The consumption of antibiotics is leading to the development of antibiotic resistance in bacteria that are pathogenic to humans. The development of antibiotic resistance by pathogenic bacteria is considered to be one of the most serious risks to human health at the global level.
Recognition of the risks associated with the direct and indirect effects on human health of both active and passive consumption of antibiotics has led to bans on the use of certain antibiotics in animal food production (particularly those antibiotics for which no safe residue levels can be determined) and to the establishment of maximum residue limits (MRLs) for those with known risks.
Many governments around the world have introduced, changed or tightened national regulations on the use of antibiotics, in general and within the aquaculture sector.
Consumer pressure has resulted in the Agri-Food industry being forced to provide 'welfare friendly' products. There is practical merit in simply replacing the word 'welfare' by the term 'health and well-being'. Health is more than the mere absence of disease and well-being is more than just the absence of discomfort and emotional distress.
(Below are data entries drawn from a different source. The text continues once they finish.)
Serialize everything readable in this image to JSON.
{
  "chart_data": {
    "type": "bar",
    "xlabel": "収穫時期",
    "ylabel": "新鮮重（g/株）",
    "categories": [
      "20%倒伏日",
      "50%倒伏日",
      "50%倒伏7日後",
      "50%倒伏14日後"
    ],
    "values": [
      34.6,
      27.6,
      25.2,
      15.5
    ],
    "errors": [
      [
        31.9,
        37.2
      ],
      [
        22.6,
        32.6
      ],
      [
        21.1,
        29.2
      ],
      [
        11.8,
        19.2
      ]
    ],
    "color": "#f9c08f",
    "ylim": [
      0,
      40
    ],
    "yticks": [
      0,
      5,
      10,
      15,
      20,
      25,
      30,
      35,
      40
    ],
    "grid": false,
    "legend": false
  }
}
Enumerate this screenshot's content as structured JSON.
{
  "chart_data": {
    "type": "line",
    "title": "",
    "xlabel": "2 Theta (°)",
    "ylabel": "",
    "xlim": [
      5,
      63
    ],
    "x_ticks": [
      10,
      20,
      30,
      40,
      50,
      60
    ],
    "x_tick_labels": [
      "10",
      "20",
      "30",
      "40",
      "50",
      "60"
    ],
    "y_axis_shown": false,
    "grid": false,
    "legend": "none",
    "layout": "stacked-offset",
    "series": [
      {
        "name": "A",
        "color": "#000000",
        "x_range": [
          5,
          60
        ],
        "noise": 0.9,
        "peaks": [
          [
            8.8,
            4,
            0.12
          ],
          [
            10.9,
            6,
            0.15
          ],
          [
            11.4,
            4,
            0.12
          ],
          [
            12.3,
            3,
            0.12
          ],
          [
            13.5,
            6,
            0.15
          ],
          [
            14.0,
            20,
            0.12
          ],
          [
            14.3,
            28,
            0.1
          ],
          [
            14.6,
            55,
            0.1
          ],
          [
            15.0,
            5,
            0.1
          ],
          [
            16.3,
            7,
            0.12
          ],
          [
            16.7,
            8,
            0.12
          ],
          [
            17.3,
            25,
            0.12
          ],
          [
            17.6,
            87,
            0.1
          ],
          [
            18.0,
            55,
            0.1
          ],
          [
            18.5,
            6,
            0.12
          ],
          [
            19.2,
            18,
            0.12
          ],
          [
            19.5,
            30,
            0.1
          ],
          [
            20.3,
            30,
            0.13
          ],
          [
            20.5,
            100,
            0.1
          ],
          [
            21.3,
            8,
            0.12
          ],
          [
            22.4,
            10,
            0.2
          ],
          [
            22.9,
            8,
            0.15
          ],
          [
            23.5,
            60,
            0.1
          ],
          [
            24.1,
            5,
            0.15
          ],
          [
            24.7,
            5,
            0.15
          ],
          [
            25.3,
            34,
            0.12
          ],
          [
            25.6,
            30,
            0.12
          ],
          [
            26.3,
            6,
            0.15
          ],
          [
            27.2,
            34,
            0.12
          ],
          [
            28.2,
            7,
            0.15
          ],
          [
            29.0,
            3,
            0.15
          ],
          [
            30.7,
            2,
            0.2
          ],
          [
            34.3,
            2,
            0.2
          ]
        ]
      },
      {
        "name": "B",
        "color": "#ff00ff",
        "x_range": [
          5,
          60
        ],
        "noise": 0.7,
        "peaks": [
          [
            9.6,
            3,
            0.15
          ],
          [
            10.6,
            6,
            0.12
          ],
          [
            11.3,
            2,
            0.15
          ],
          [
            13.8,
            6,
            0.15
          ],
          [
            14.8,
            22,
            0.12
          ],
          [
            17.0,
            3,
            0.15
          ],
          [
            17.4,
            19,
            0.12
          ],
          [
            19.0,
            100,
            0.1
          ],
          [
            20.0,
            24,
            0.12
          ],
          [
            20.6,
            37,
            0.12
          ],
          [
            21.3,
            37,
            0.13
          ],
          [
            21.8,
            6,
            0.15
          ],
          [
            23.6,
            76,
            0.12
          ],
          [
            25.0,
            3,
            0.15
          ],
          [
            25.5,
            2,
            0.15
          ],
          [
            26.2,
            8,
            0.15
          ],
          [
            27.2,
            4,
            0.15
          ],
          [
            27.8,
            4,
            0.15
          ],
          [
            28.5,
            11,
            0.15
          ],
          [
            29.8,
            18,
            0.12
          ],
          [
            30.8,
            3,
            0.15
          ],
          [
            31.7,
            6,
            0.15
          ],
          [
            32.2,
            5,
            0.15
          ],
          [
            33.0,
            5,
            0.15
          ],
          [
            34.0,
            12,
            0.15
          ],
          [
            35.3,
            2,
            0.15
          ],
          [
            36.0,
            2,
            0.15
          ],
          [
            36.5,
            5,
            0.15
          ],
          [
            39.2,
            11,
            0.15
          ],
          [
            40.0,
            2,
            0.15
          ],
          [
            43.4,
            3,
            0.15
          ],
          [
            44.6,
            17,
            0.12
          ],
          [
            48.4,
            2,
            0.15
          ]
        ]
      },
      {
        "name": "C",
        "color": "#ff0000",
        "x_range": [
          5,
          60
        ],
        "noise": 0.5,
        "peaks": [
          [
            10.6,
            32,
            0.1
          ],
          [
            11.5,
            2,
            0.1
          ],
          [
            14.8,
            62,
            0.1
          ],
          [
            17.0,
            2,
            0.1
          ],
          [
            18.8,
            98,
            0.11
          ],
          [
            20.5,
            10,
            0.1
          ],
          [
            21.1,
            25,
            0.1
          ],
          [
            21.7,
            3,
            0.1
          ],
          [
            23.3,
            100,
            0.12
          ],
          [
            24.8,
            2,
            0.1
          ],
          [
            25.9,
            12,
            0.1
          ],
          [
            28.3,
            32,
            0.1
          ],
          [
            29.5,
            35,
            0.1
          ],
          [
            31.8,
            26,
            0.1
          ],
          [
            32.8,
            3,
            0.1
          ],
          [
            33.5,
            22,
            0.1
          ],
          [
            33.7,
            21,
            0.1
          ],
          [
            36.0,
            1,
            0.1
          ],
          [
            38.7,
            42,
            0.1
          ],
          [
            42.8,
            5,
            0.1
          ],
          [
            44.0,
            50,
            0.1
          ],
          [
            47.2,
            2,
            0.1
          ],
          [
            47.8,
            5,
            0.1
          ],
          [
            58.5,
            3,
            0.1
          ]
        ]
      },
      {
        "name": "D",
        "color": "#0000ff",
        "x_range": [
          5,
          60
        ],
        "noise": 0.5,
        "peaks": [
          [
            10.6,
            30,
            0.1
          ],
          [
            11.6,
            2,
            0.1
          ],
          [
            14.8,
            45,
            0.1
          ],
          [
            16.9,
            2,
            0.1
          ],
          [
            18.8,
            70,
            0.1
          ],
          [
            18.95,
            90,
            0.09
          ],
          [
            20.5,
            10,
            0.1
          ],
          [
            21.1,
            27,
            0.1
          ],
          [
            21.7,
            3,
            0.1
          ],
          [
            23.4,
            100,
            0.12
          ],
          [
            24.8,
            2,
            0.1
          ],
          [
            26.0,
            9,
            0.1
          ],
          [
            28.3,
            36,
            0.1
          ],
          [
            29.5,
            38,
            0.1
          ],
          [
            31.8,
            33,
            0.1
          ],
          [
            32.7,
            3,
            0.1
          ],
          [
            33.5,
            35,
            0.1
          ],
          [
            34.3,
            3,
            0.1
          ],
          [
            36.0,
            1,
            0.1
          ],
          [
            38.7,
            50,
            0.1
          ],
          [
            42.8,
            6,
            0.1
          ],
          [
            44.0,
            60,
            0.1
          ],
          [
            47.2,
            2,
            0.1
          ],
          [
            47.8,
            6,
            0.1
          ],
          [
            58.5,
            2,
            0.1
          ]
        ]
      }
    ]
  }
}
Legislation is being enacted in the EU countries in this region, which should follow the recommendations of the Standing Committee of the Council of Europe Convention on the Welfare of Animals Kept for Farming Purposes. The latter states that animals should have freedom from hunger and thirst, discomfort, pain, injury or disease, fear and distress and have freedom to express normal behaviour.
Present husbandry practices often question the capacity of animals to cope successfully with their living conditions. 'Coping' includes the normal regulation of body state and emergency responses, which require more energy expenditure and hence are used only when the animal predicts that normal regulatory actions will be inadequate. This sort of physical and psychological burden may give rise to poor welfare, meaning the state of an individual as regards its attempts to cope with the environment.
Integrated efforts can help to answer public questions regarding intensive production systems. Actually, veterinarians have the responsibility of the health assessment of reared animals; they control and measure the state of health with the aim of preventing disease. Thus they are the most suitable people to interact with the farm operatives and the government inspectors in examining the animals and deciding whether or not they are showing signs of good health and well-being. Nowadays veterinarians have the role of developing a new approach of enlarged diagnosis that places each problem in a specific context; this can be considered complementary to the traditional clinical diagnosis. It is possible in practice to place the patient (the animal) as a whole, and not the problem, in the centre of a specific interacting environment. Animal health in this sense would aim to create equilibrium between the animal and its new environment in intensive conditions.